Co-op and Lloyds agree terms for bank branches

THE Co-operative Group has agreed terms for the Project Verde assets being sold off by Lloyds Banking Group, which includes 632 high st bank branches.

Co-op chief executive Peter Marks said the deal will “deliver the biggest shake-up in high street banking in a generation”, creating a bank with a network of more than 1,000 branches and 4.8m customers  which could prove to be a real challenger to the four main clearing banks.

“We believe this would be a great deal for customers, for the public, for UK banking generally and for The Co-operative Group, in particular,” he added.

The Manchester-based organisation is paying a nominal £800m for the assets, which have a balance sheet of around £24bn. It will pay an initial £350m to Lloyds Banking Group, with a further £400m due over the next 25 years subject to certain criteria being met. The Co-op will issue subordinated debt of £350m to fund the initial payment, underwritten by Lloyds.

Lloyds Banking Group, which is selling the branches to meet EU state aid rules following the bail-out of the Bank of Scotland business it acquired in 2008, is also providing £1.5bn of equity capital to help underpin the new organisation’s funding structure.
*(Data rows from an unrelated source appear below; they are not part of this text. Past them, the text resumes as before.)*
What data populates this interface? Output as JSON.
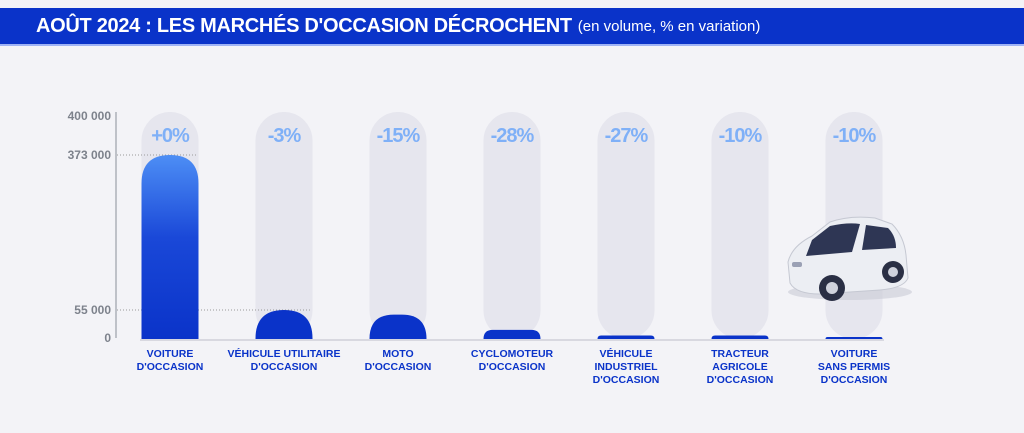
{
  "header": {
    "title": "AOÛT 2024 : LES MARCHÉS D'OCCASION DÉCROCHENT",
    "subtitle": "(en volume, % en variation)"
  },
  "chart_data": {
    "type": "bar",
    "title": "AOÛT 2024 : LES MARCHÉS D'OCCASION DÉCROCHENT",
    "subtitle": "(en volume, % en variation)",
    "categories": [
      "VOITURE\nD'OCCASION",
      "VÉHICULE UTILITAIRE\nD'OCCASION",
      "MOTO\nD'OCCASION",
      "CYCLOMOTEUR\nD'OCCASION",
      "VÉHICULE\nINDUSTRIEL\nD'OCCASION",
      "TRACTEUR\nAGRICOLE\nD'OCCASION",
      "VOITURE\nSANS PERMIS\nD'OCCASION"
    ],
    "values": [
      373000,
      55000,
      46000,
      16000,
      5000,
      5000,
      2000
    ],
    "variations": [
      "+0%",
      "-3%",
      "-15%",
      "-28%",
      "-27%",
      "-10%",
      "-10%"
    ],
    "yticks": [
      0,
      55000,
      373000,
      400000
    ],
    "ytick_labels": [
      "0",
      "55 000",
      "373 000",
      "400 000"
    ],
    "ylim": [
      0,
      400000
    ],
    "colors": {
      "bar": "#0a33c9",
      "bar_top": "#4d8ef5",
      "variation": "#7fb0f7",
      "track": "#e6e6ee",
      "axis": "#8a8f99"
    }
  }
}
The deal is still subject to due diligence being completed as well as approval from both boards, the FSA, Treasury and the European Commission.

The combined organisation will have a market share of around 7% of all the personal accounts held in the UK. The branches being transferred from the group will use the TSB brand from next year. It will also continue to run as a separate entity until eventually being integrated into existing Co-op bank systems from 2015.

Mr Marks added: “So far as UK banking generally is concerned, this would be a great deal because it would help restore trust in a sector whose image has been badly tarnished over recent years.

“Despite the crisis in the financial sector, our bank has continued to go from strength to strength, coming through the financial crisis in great shape and maintaining our ethical and socially responsible credentials. Whilst we are not at the end of the road yet, we are pleased to have reached this important milestone and look forward to continuing to work with Lloyds Banking Group to reach a final agreement.”

Gary Greenwood, an analyst with Shore Capital Partners, said: “The shape and size of the business being transferred is different to that originally envisaged, being both smaller (only £24bn of assets versus £64bn originally) and match-funded (the original disposal group had a £32bn funding gap) … a necessity in our view, if the Co-op was ever going to be able to reach an agreement.”